"Gazeta Wyborcza" o dekomunizacji Powązek. "Przecież ci ludzie nie żyją, nikomu nie zagrażają"

"Gazeta Wyborcza" o dekomunizacji Powązek. "Przecież ci ludzie nie żyją, nikomu nie zagrażają"

Dodano: 
Zdewastowany grób Bolesława Bieruta na warszawskich Powązkach Wojskowych
Zdewastowany grób Bolesława Bieruta na warszawskich Powązkach WojskowychŹródło:PAP / Jakub Kamiński
Usunięcia z Wojskowych Powązek grobów Bolesława Bieruta, Zygmunta Berlinga, Juliana Marchlewskiego i innych komunistycznych dygnitarzy domagają się tzw. środowiska patriotyczne - pisze "Gazeta Wyborcza".

Gazeta Adama Michnika pochyla się nad tematem dekomunizacji Wojskowych Powązek i zauważa, że o ile początkowo temat był poruszany jedynie w prawicowych mediach, teraz sprawa nabrała rozmachu. Autor artykułu przytacza wywiad Polskiej Agencji Prasowej z byłym opozycjonistą PRL Adamem Borowskim, w którym ten jasno wyraża postulat oczyszczenia panteonu polskich bohaterów, jakim jest powązkowski Cmentarz Wojskowy z komunistycznych zbrodniarzy. W ocenie Borowskiego jest to ważny element całego procesu dekomunizacji.

O komentarz do sprawy, dziennikarz zwrócił się do Powstańców Warszawskich. Wszyscy rozmówcy Tomasza Urzykowskiego są przeciwni usuwania grobów. Prof. Leszek Żukowski, prezes Światowego Związku Żołnierzy Armii Krajowej, pyta czemu ma służyć takie działanie. – Przecież ci ludzie nie żyją, nikomu nie zagrażają. Nie popieram komunistów, ale też nie wyobrażam sobie urządzania szopki z przenoszeniem ich grobów. Zresztą, dokąd je przenieść? Będzie specjalny cmentarz dla wyrzuconych? – pyta.

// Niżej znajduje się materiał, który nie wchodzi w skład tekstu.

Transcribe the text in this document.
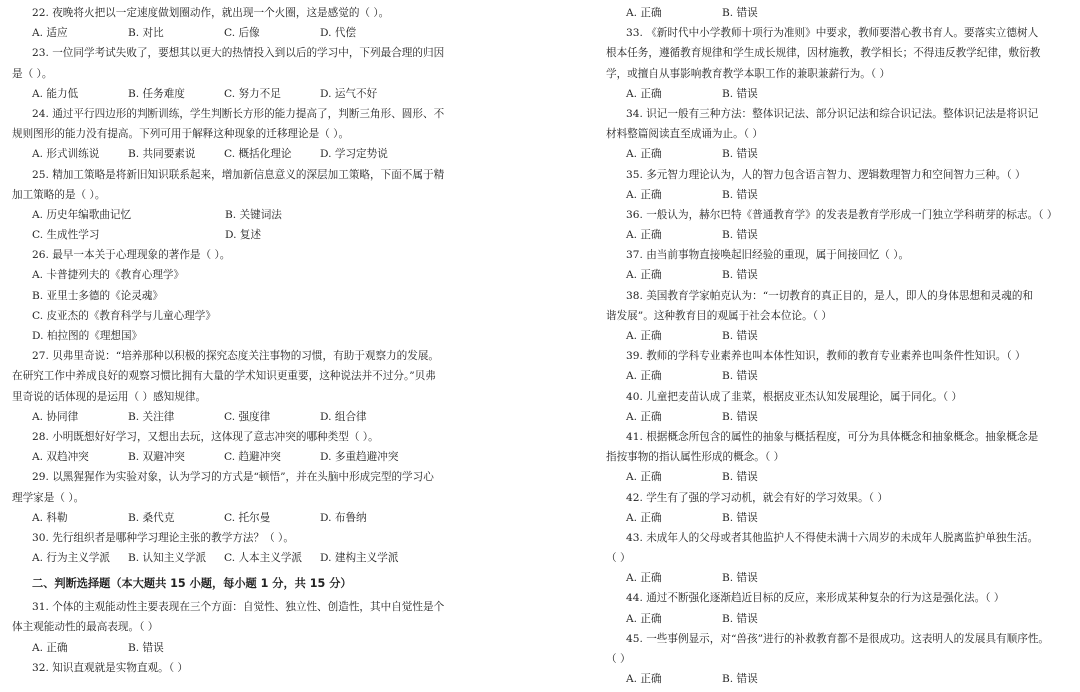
22. 夜晚将火把以一定速度做划圈动作，就出现一个火圈，这是感觉的（ ）。
A. 适应	B. 对比	C. 后像	D. 代偿
23. 一位同学考试失败了，要想其以更大的热情投入到以后的学习中，下列最合理的归因
是（ ）。
A. 能力低	B. 任务难度	C. 努力不足	D. 运气不好
24. 通过平行四边形的判断训练，学生判断长方形的能力提高了，判断三角形、圆形、不
规则图形的能力没有提高。下列可用于解释这种现象的迁移理论是（ ）。
A. 形式训练说	B. 共同要素说	C. 概括化理论	D. 学习定势说
25. 精加工策略是将新旧知识联系起来，增加新信息意义的深层加工策略，下面不属于精
加工策略的是（ ）。
A. 历史年编歌曲记忆	B. 关键词法
C. 生成性学习	D. 复述
26. 最早一本关于心理现象的著作是（ ）。
A. 卡普捷列夫的《教育心理学》
B. 亚里士多德的《论灵魂》
C. 皮亚杰的《教育科学与儿童心理学》
D. 柏拉图的《理想国》
27. 贝弗里奇说：“培养那种以积极的探究态度关注事物的习惯，有助于观察力的发展。
在研究工作中养成良好的观察习惯比拥有大量的学术知识更重要，这种说法并不过分。”贝弗
里奇说的话体现的是运用（ ）感知规律。
A. 协同律	B. 关注律	C. 强度律	D. 组合律
28. 小明既想好好学习，又想出去玩，这体现了意志冲突的哪种类型（ ）。
A. 双趋冲突	B. 双避冲突	C. 趋避冲突	D. 多重趋避冲突
29. 以黑猩猩作为实验对象，认为学习的方式是“顿悟”，并在头脑中形成完型的学习心
理学家是（ ）。
A. 科勒	B. 桑代克	C. 托尔曼	D. 布鲁纳
30. 先行组织者是哪种学习理论主张的教学方法？（ ）。
A. 行为主义学派	B. 认知主义学派	C. 人本主义学派	D. 建构主义学派
二、判断选择题（本大题共 15 小题，每小题 1 分，共 15 分）
31. 个体的主观能动性主要表现在三个方面：自觉性、独立性、创造性，其中自觉性是个
体主观能动性的最高表现。（ ）
A. 正确	B. 错误
32. 知识直观就是实物直观。（ ）
A. 正确	B. 错误
33. 《新时代中小学教师十项行为准则》中要求，教师要潜心教书育人。要落实立德树人
根本任务，遵循教育规律和学生成长规律，因材施教，教学相长；不得违反教学纪律，敷衍教
学，或擅自从事影响教育教学本职工作的兼职兼薪行为。（ ）
A. 正确	B. 错误
34. 识记一般有三种方法：整体识记法、部分识记法和综合识记法。整体识记法是将识记
材料整篇阅读直至成诵为止。（ ）
A. 正确	B. 错误
35. 多元智力理论认为，人的智力包含语言智力、逻辑数理智力和空间智力三种。（ ）
A. 正确	B. 错误
36. 一般认为，赫尔巴特《普通教育学》的发表是教育学形成一门独立学科萌芽的标志。（ ）
A. 正确	B. 错误
37. 由当前事物直接唤起旧经验的重现，属于间接回忆（ ）。
A. 正确	B. 错误
38. 美国教育学家帕克认为：“一切教育的真正目的，是人，即人的身体思想和灵魂的和
谐发展”。这种教育目的观属于社会本位论。（ ）
A. 正确	B. 错误
39. 教师的学科专业素养也叫本体性知识，教师的教育专业素养也叫条件性知识。（ ）
A. 正确	B. 错误
40. 儿童把麦苗认成了韭菜，根据皮亚杰认知发展理论，属于同化。（ ）
A. 正确	B. 错误
41. 根据概念所包含的属性的抽象与概括程度，可分为具体概念和抽象概念。抽象概念是
指按事物的指认属性形成的概念。（ ）
A. 正确	B. 错误
42. 学生有了强的学习动机，就会有好的学习效果。（ ）
A. 正确	B. 错误
43. 未成年人的父母或者其他监护人不得使未满十六周岁的未成年人脱离监护单独生活。
（ ）
A. 正确	B. 错误
44. 通过不断强化逐渐趋近目标的反应，来形成某种复杂的行为这是强化法。（ ）
A. 正确	B. 错误
45. 一些事例显示，对“兽孩”进行的补救教育都不是很成功。这表明人的发展具有顺序性。
（ ）
A. 正确	B. 错误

Przeciwny zarówno zmianie nazw ulic, usuwaniu pomników, jak i przenoszeniu grobów jest także Zbigniew Galperyn, wiceprezes Związku Powstańców Warszawskich. Jego zdaniem poważniejszym problemem są groby żołnierzy odznaczonych krzyżem Virtuti Militari, którym grozi likwidacja, bo nie zostały opłacone.

W artykule zwrócono uwagę, że polskie prawo nie przewiduje zmiany miejsca pochówku ze względu na przynależność polityczną zmarłego i nie umożliwia tego nawet ustawa o zakazie propagowania komunizmu lub innego ustroju totalitarnego.

W ostatnim czasie „Nasz Dziennik” ujawnił, że sprawą zajął się już Instytut Pamięci Narodowej. „Dla odwiedzających cmentarze powinno być jasne, kto był zdrajcą, a kto bohaterem. (...) Apeli o dekomunizację Powązek było już wiele. Tym razem Instytut Pamięci Narodowej dostrzega problem i zamierza reagować” – napisał „Nasz Dziennik”.